Many websites and platforms enforce strict file size limits for uploads — 500KB for a profile photo, 1MB for a product image, 2MB for a form attachment. When your image exceeds these limits, you need a reliable way to compress it without destroying quality.
Why Exact Size Matters
Generic "compress" tools reduce file size but give you whatever output they produce. If a platform requires "under 500KB" and your compressed image is 520KB, you still can't upload it. Target-size compression solves this by letting you specify the exact maximum file size.

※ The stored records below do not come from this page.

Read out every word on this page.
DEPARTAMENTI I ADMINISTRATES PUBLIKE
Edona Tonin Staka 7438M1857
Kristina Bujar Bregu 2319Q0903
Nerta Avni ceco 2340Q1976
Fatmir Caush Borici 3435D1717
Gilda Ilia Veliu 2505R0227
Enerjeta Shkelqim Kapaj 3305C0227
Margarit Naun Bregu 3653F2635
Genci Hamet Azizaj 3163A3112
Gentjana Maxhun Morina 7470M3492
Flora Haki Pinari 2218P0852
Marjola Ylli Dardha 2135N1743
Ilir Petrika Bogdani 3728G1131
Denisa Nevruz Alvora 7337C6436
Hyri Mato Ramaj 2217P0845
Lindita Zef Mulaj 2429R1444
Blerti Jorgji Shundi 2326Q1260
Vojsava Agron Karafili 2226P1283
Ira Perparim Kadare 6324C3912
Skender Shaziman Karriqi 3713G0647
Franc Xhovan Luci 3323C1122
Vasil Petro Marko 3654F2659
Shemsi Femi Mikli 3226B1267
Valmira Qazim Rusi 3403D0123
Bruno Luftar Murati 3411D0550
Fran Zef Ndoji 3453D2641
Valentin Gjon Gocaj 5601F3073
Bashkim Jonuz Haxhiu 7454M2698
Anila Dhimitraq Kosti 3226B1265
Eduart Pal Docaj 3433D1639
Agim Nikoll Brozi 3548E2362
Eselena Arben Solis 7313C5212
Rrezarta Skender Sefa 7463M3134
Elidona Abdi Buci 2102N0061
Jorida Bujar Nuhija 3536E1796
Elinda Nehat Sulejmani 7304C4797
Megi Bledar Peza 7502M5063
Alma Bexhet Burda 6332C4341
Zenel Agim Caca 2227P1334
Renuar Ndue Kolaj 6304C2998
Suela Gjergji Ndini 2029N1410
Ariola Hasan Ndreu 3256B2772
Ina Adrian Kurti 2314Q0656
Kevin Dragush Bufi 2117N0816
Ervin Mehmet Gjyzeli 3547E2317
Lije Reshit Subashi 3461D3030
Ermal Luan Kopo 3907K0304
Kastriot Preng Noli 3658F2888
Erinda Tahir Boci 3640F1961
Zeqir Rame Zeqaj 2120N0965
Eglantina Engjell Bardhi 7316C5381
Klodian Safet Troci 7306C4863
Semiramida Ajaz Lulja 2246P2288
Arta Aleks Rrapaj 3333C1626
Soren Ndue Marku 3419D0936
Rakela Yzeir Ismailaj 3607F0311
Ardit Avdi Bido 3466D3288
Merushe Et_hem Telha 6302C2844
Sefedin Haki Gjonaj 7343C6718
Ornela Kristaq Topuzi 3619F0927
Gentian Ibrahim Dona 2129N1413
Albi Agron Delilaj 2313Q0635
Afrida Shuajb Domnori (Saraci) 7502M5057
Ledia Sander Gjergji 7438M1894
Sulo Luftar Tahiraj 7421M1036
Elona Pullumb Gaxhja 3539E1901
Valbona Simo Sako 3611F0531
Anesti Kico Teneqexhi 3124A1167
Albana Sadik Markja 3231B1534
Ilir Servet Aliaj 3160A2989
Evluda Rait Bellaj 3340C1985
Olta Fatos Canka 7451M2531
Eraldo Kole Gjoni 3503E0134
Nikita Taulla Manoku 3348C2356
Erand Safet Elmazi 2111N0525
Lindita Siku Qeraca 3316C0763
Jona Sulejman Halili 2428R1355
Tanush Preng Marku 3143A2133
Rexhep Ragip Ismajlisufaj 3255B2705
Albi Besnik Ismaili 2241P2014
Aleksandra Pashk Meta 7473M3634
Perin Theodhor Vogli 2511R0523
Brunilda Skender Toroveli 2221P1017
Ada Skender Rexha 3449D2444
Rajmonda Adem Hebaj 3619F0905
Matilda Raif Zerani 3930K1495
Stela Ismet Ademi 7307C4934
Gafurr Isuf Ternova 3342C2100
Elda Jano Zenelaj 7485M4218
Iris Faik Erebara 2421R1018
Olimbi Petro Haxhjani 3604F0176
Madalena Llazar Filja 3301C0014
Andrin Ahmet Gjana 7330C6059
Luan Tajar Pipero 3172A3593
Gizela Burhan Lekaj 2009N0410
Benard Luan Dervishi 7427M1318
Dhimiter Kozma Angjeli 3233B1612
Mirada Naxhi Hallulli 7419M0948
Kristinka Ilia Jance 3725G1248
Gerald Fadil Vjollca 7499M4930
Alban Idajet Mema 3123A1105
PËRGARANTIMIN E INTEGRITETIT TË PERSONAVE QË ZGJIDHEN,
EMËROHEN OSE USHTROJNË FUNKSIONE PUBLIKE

How to Compress an Image to a Target Size
- Open the [Image Compress to Size](/tools/image-compress-to-size) tool.
- Upload your image — Supports JPG, PNG, and WebP formats.
- Set your target size — Enter the maximum file size (e.g., 500KB).
- Process — The tool automatically adjusts quality to hit your target.
- Download — Save the compressed image.
Quality vs. Size Trade-offs
| Target Size | Typical Quality | Best For |
|---|---|---|
| 100KB | Medium | Email attachments, thumbnails |
| 500KB | Good | Profile photos, web uploads |
| 1MB | Very Good | Product images, presentations |
| 2MB+ | Excellent | Print-ready, high-detail |
Tips for Best Results
- Start with the right dimensions — Resize your image to the actual display size first (e.g., 800×600 for web), then compress. Smaller dimensions = smaller file size at the same quality.
- Choose the right format — JPG works best for photos. PNG is better for screenshots with text. WebP offers the best compression ratio for both.
- Batch processing — If you have multiple images, process them one by one with the same target size for consistent results.
Common Platforms and Their Limits
| Platform | Max File Size | Recommended |
|---|---|---|
| LinkedIn Photo | 8MB | < 1MB |
| Government Forms | 500KB–2MB | Match exactly |
| Email Attachments | 25MB total | < 1MB each |
| WordPress Media | 2–10MB | < 500KB |
All processing happens in your browser — your images stay private.